Chandler, who was the former chair of the House Taxation and Revenue Committee, said the tax package was also “expensive” with more than $1 billion in tax expenditures.
“About half of that is in rebates so those are not recurring expenditures, they’ll be just this year; $500 for a single, $1,000 for married filing jointly. The House was pushing for even smaller rebates than the $500 truthfully, but it is what it is. It was a negotiation and we’re all behind it. I will say, something that should make you all happy is we are cutting the gross receipts tax by half a point, but because of some of the other things that were added to the tax package it, it no longer is over a two-year period, it’s over a four-year period, because the tax expenditures were growing as well throughout the negotiation processes,” she said.
Chandler is proud of her contributions to the tax package and those include increasing the Child Income Tax Credit, indexing the Low Income Comprehensive Tax Rebate Program for low income people. She was also part of a group that worked on adding progressivity to the income tax, she noted.
“The tax package includes maybe four or five bills that I carried and is the outcome of the work that I did throughout the summer. I’m very proud of that work and pleased to say that it focuses on trying to add progressivity to the income tax code by either providing more credits or rebates to lower income folks or adding some progressivity into the income tax code,” Chandler said.
She noted that this year’s session was not as contentious as sessions have been in the past.
“I think it’s because we have new leadership on both the Democratic side and the Republican side. I had a very good working relationship with my Republican colleagues on House Judiciary; I would confer with them weekly to talk about what bills we were going to be hearing and what bills they wanted to hear to make sure we were both getting the things that we wanted. As a result, we had a cordial working relationship,” Chandler said. “The same was true for the Speaker and Republican leadership; they were consulting on what bills we were going to hear. Were they always in line? No they were not. There were some bills that we insisted on hearing – election bills notably, gun safety bills and some I guess you could say human rights related bills. So those were the big things that came of that.”
She spoke about the passage of HB 9, “the Gun in a Box Bill”, a gun safety bill that makes it illegal to provide access to a child, making that negligence that a child would have access to a firearm.
“To me that’s a no-brainer but there certainly was strong opposition to that bill. Gun bills failed as well and I know a lot about this because a lot of those come through my committee. The 14-day waiting period didn’t make it through the process. Straw gun purchases did make it through and last but not least, the prohibiting of sales of semi-automatic guns failed as well. Those were all things that played prominently in the press but the bills were not well-crafted and not thought out. I feel that’s the reason they did not make it through the system,” Chandler said.
She indicated that a lot of good things happened with election bills.

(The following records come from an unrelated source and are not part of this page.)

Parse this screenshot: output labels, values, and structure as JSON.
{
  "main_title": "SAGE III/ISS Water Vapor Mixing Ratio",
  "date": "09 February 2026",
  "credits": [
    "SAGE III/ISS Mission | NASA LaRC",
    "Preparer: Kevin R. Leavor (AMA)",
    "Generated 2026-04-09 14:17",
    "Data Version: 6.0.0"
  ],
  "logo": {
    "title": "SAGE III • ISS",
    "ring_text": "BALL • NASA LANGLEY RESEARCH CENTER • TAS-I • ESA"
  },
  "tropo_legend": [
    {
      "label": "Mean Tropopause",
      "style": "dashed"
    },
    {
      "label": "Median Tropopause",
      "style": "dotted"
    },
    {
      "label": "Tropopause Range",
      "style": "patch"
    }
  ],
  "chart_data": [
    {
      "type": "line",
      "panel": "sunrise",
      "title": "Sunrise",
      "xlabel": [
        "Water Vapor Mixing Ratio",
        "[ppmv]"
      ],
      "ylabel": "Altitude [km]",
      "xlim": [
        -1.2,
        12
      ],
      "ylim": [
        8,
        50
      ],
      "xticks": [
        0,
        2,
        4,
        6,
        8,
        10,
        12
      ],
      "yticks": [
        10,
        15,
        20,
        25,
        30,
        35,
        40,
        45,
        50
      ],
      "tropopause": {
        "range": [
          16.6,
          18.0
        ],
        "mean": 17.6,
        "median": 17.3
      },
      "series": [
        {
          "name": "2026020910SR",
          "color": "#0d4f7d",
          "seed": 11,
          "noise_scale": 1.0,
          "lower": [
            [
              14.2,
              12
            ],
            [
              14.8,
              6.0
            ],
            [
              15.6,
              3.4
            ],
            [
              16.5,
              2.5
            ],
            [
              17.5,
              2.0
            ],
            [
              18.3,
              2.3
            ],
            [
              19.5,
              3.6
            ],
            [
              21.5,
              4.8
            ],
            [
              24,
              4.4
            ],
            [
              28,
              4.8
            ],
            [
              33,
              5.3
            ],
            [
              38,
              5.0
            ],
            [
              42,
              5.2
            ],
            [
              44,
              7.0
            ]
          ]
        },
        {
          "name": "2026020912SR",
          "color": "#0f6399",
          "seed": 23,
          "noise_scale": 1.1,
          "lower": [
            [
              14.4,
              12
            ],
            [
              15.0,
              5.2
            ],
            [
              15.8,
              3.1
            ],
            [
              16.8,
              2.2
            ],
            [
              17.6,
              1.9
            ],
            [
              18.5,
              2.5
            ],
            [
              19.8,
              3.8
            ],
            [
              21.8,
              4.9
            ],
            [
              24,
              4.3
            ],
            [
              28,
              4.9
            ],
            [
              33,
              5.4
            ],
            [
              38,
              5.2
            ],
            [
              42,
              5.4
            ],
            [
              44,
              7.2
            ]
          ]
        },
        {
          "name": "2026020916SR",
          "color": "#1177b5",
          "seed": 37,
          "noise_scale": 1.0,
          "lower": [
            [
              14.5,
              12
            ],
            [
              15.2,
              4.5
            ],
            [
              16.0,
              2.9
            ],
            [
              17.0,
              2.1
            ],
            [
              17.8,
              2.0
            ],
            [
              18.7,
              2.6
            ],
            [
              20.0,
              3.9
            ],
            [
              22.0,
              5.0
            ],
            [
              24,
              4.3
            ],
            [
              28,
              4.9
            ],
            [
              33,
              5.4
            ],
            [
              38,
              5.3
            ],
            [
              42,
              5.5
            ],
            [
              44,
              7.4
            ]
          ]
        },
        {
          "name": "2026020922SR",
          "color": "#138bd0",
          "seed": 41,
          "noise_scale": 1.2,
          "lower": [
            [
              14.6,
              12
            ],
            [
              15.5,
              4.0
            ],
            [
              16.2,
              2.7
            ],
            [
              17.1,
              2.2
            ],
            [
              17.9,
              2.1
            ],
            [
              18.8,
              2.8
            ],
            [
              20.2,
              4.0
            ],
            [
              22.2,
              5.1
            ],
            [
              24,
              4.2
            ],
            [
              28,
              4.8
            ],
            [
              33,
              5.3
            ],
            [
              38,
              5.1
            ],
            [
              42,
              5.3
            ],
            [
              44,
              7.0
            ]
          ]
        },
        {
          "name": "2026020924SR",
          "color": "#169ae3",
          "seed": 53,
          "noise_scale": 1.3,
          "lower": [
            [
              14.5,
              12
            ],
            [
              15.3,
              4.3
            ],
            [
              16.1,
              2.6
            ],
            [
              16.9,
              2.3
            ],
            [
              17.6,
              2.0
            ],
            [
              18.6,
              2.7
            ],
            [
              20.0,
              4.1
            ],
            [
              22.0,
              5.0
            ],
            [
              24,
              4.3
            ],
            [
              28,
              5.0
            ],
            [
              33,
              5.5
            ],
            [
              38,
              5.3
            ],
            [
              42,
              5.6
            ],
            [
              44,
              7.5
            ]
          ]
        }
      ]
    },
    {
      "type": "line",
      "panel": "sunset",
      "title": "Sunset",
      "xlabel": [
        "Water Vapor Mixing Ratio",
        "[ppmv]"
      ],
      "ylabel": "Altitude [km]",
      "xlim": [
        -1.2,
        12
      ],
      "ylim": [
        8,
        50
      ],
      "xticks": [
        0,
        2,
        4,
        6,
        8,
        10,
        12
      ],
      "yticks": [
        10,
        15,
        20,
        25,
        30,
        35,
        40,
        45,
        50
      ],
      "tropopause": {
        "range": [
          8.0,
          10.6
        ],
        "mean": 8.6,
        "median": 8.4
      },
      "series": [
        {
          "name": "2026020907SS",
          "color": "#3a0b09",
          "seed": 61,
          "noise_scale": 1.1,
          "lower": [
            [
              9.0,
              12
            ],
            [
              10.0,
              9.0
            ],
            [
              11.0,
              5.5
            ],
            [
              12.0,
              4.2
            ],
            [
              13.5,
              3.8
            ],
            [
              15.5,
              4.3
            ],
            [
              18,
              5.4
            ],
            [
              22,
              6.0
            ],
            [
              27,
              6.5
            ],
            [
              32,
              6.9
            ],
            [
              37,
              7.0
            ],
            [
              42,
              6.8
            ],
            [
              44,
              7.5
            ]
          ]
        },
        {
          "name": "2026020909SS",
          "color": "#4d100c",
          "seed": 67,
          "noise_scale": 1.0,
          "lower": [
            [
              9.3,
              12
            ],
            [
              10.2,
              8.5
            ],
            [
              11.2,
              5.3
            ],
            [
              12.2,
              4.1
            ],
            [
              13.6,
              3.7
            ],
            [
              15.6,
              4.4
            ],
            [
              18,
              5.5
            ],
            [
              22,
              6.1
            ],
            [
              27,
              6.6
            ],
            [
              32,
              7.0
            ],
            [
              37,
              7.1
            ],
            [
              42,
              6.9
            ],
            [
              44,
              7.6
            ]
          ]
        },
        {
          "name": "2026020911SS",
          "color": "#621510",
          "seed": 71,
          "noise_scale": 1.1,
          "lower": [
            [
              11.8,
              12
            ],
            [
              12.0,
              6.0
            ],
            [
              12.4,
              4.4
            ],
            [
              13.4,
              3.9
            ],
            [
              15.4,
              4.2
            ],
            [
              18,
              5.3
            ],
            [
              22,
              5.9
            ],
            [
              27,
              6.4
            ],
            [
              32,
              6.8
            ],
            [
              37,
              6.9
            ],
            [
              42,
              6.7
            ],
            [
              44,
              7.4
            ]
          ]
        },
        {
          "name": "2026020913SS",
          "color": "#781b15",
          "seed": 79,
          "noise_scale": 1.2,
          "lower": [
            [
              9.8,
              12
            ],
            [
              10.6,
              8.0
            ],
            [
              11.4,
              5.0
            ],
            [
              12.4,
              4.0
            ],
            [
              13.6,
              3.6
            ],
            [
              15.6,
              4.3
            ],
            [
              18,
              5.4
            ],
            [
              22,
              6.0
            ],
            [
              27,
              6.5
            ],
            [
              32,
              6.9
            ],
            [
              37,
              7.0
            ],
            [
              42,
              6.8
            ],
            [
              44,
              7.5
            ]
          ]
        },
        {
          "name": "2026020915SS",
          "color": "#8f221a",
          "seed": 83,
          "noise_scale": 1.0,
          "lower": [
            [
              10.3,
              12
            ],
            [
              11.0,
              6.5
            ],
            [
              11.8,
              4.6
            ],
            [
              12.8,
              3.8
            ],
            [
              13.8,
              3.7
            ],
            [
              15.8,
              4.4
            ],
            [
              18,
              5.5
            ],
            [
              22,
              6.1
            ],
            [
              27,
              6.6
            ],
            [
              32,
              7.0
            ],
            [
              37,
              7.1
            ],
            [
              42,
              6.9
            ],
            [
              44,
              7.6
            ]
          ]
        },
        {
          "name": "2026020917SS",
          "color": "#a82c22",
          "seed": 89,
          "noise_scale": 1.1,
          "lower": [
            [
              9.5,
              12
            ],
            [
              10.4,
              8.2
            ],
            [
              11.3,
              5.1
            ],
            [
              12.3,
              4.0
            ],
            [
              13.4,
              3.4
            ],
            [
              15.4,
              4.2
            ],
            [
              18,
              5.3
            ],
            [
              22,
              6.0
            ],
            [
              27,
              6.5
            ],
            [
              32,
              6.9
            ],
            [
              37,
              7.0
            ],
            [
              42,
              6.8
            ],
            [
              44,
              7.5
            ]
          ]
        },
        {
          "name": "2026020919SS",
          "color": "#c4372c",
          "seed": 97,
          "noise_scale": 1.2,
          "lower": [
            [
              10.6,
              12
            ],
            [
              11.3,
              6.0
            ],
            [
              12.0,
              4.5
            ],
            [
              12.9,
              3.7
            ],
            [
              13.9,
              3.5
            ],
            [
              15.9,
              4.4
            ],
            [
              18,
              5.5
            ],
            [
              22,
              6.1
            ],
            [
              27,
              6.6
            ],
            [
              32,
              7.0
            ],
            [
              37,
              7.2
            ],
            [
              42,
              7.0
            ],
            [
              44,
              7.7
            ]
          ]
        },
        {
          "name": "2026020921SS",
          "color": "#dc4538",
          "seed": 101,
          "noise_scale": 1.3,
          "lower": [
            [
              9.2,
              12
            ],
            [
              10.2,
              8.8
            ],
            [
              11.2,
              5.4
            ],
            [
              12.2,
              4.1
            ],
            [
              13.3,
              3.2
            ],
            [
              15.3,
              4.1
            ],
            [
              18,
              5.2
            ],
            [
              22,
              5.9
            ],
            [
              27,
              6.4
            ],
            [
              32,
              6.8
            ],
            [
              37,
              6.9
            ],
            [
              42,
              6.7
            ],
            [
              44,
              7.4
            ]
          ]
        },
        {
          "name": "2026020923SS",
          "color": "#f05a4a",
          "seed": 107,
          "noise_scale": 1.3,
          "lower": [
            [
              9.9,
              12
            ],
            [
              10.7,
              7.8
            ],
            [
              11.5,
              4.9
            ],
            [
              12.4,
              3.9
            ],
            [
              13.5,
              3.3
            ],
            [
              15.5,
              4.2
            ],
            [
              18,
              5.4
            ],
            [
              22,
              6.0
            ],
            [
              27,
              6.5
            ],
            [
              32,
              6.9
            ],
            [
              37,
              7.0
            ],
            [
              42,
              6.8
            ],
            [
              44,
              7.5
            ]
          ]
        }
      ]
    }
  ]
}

‘There’s automatic registration now when you renew your license. It’s an opt out program, not an opt in program, which is what we had before. A permanent list will be maintained now of people who want to receive absentee ballots all the time and people won’t have to ask for them. Requiring secure drop boxes in all counties is now the rule,” Chandler said.
She said with regard to abortion care, local communities are now prohibited from attempting to regulate abortion access, reproductive care and gender affirming care.
“That is now that is now the law of this state – so any local government that tries to do so will be out of compliance,” Chandler said.